I have spent the last week in Oman as the guest of Oman Medical College. The country is one of contrast – the new intermixed with the very old. Here, tradition meets modern convenience and high-end cars. Oman is a land that is changing and in many ways, it reminds me of West Virginia.

There is great tradition that is based on culture and religion. Sultan Qaboos bin Said al Said is the ruler and is celebrated every day by the people of Oman. The country has some of the same challenges that West Virginia does – a changing economy (oil prices are at almost historic lows) and health care challenges, as western fast food has invaded Oman.

Obesity, diabetes and other well-known chronic diseases are occurring in Oman as they do here at home.

The average life-span has increased dramatically in Oman, reflecting the commitment of the Sultan and the Ministry of Health to implement modern public health approaches to immunization and to treat infectious diseases that were previously leading causes of death for Oman’s citizens.

With the shortage in doctors to care for the citizens of Oman, the infrastructure to provide technology-assisted medicine to Oman’s citizens is evolving.  Moreover, considering additional models of care like using advanced practice professionals is not part of the planning at this time. These are areas we can help Oman.

Thus, the current plan is to train more physicians. Only Oman Medical College and Sultan Qaboos University have medical schools.

In talking to the Minister of Health and the leadership of the Medical Specialty Board of Oman, it became clear that an area of great strength for Oman is the culture and the community of their people.

My meeting with Dr. Hilal Ali Hilal Al-Sabti of Oman's Medical Specialty Board

It is amazing and is an opportunity for us to learn from them.

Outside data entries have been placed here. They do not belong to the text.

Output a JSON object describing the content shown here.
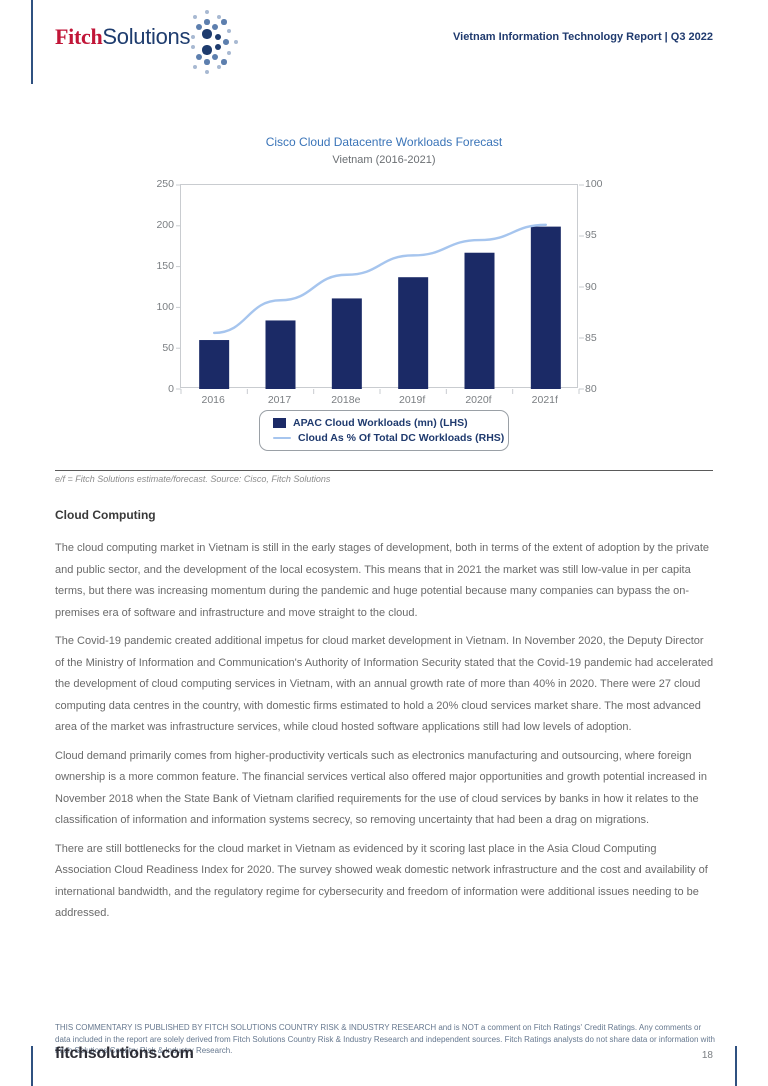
{
  "header": {
    "logo": {
      "fitch": "Fitch",
      "solutions": "Solutions"
    },
    "report_title": "Vietnam Information Technology Report | Q3 2022"
  },
  "chart_data": {
    "type": "bar",
    "title": "Cisco Cloud Datacentre Workloads Forecast",
    "subtitle": "Vietnam (2016-2021)",
    "categories": [
      "2016",
      "2017",
      "2018e",
      "2019f",
      "2020f",
      "2021f"
    ],
    "series": [
      {
        "name": "APAC Cloud Workloads (mn) (LHS)",
        "type": "bar",
        "axis": "left",
        "color": "#1b2a66",
        "values": [
          60,
          84,
          111,
          137,
          167,
          199
        ]
      },
      {
        "name": "Cloud As % Of Total DC Workloads (RHS)",
        "type": "line",
        "axis": "right",
        "color": "#a6c5ee",
        "values": [
          85.5,
          88.7,
          91.2,
          93.1,
          94.6,
          96.1
        ]
      }
    ],
    "left_axis": {
      "min": 0,
      "max": 250,
      "ticks": [
        "250",
        "200",
        "150",
        "100",
        "50",
        "0"
      ]
    },
    "right_axis": {
      "min": 80,
      "max": 100,
      "ticks": [
        "100",
        "95",
        "90",
        "85",
        "80"
      ]
    },
    "legend_position": "bottom",
    "grid": "off"
  },
  "chart_note": "e/f = Fitch Solutions estimate/forecast. Source: Cisco, Fitch Solutions",
  "article": {
    "heading": "Cloud Computing",
    "paragraphs": [
      "The cloud computing market in Vietnam is still in the early stages of development, both in terms of the extent of adoption by the private and public sector, and the development of the local ecosystem. This means that in 2021 the market was still low-value in per capita terms, but there was increasing momentum during the pandemic and huge potential because many companies can bypass the on-premises era of software and infrastructure and move straight to the cloud.",
      "The Covid-19 pandemic created additional impetus for cloud market development in Vietnam. In November 2020, the Deputy Director of the Ministry of Information and Communication's Authority of Information Security stated that the Covid-19 pandemic had accelerated the development of cloud computing services in Vietnam, with an annual growth rate of more than 40% in 2020. There were 27 cloud computing data centres in the country, with domestic firms estimated to hold a 20% cloud services market share. The most advanced area of the market was infrastructure services, while cloud hosted software applications still had low levels of adoption.",
      "Cloud demand primarily comes from higher-productivity verticals such as electronics manufacturing and outsourcing, where foreign ownership is a more common feature. The financial services vertical also offered major opportunities and growth potential increased in November 2018 when the State Bank of Vietnam clarified requirements for the use of cloud services by banks in how it relates to the classification of information and information systems secrecy, so removing uncertainty that had been a drag on migrations.",
      "There are still bottlenecks for the cloud market in Vietnam as evidenced by it scoring last place in the Asia Cloud Computing Association Cloud Readiness Index for 2020. The survey showed weak domestic network infrastructure and the cost and availability of international bandwidth, and the regulatory regime for cybersecurity and freedom of information were additional issues needing to be addressed."
    ]
  },
  "footer": {
    "disclaimer": "THIS COMMENTARY IS PUBLISHED BY FITCH SOLUTIONS COUNTRY RISK & INDUSTRY RESEARCH and is NOT a comment on Fitch Ratings' Credit Ratings. Any comments or data included in the report are solely derived from Fitch Solutions Country Risk & Industry Research and independent sources. Fitch Ratings analysts do not share data or information with Fitch Solutions Country Risk & Industry Research.",
    "website": "fitchsolutions.com",
    "page_number": "18"
  },
  "colors": {
    "brand_red": "#c11638",
    "brand_navy": "#1e3c6e",
    "bar": "#1b2a66",
    "line": "#a6c5ee",
    "chart_title_blue": "#3a74b8",
    "axis_gray": "#7a7e82",
    "edge_line": "#2f5180"
  }
}
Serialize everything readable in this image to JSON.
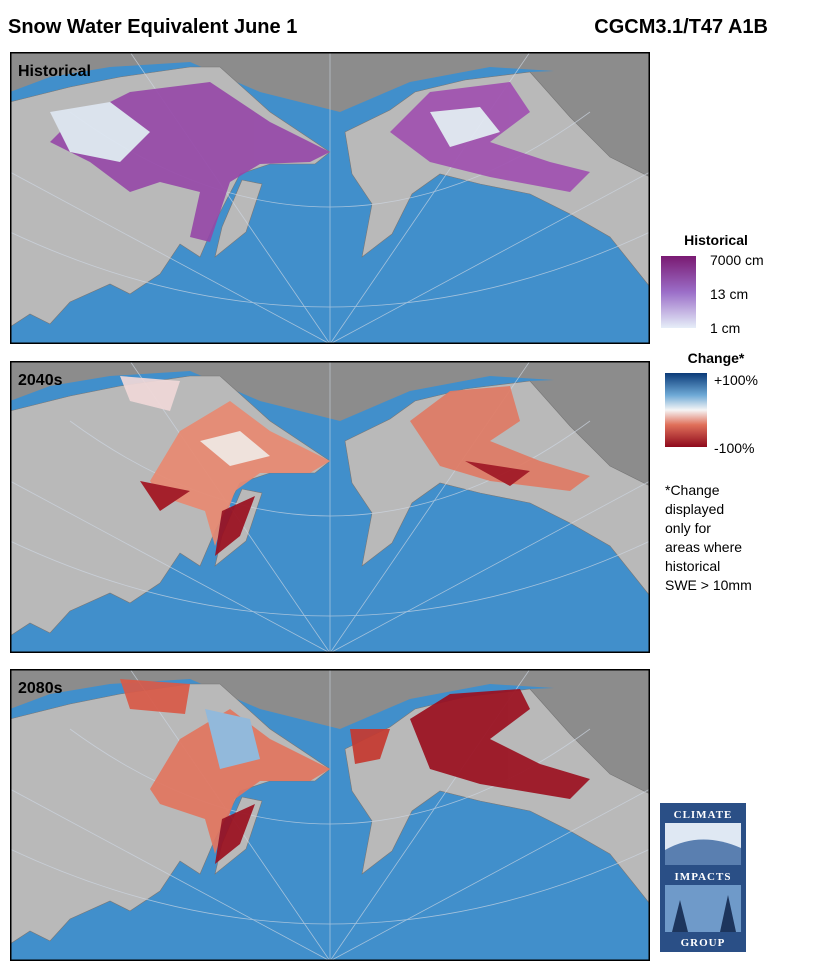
{
  "header": {
    "title": "Snow Water Equivalent June 1",
    "model": "CGCM3.1/T47 A1B"
  },
  "panels": [
    {
      "label": "Historical"
    },
    {
      "label": "2040s"
    },
    {
      "label": "2080s"
    }
  ],
  "legends": [
    {
      "title": "Historical",
      "labels": [
        "7000 cm",
        "13 cm",
        "1 cm"
      ]
    },
    {
      "title": "Change*",
      "labels": [
        "+100%",
        "-100%"
      ]
    }
  ],
  "note": {
    "lines": [
      "*Change",
      "displayed",
      "only for",
      "areas where",
      "historical",
      "SWE > 10mm"
    ]
  },
  "logo": {
    "words": [
      "CLIMATE",
      "IMPACTS",
      "GROUP"
    ]
  }
}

When almost anyone from Oman sees another, they offer warm greetings. People are familiar with each other. There is a grand sense of community and in talking with people from Oman, they appreciate this part of their lives.

It has been recently shown in a seven-decade-long longevity study from Harvard that connection to other people is a key to a long life.

Connectedness to each other, to the country of Oman and to religion. These powerful human relationships and community are characteristic of Oman’s people.

Connection to purpose and people is a key for a long and successful life. For us in West Virginia, our connection to Oman may allow us to consider more foundational approaches to help the health of our state.

Creating trust and creating community - just like I am finding in Oman.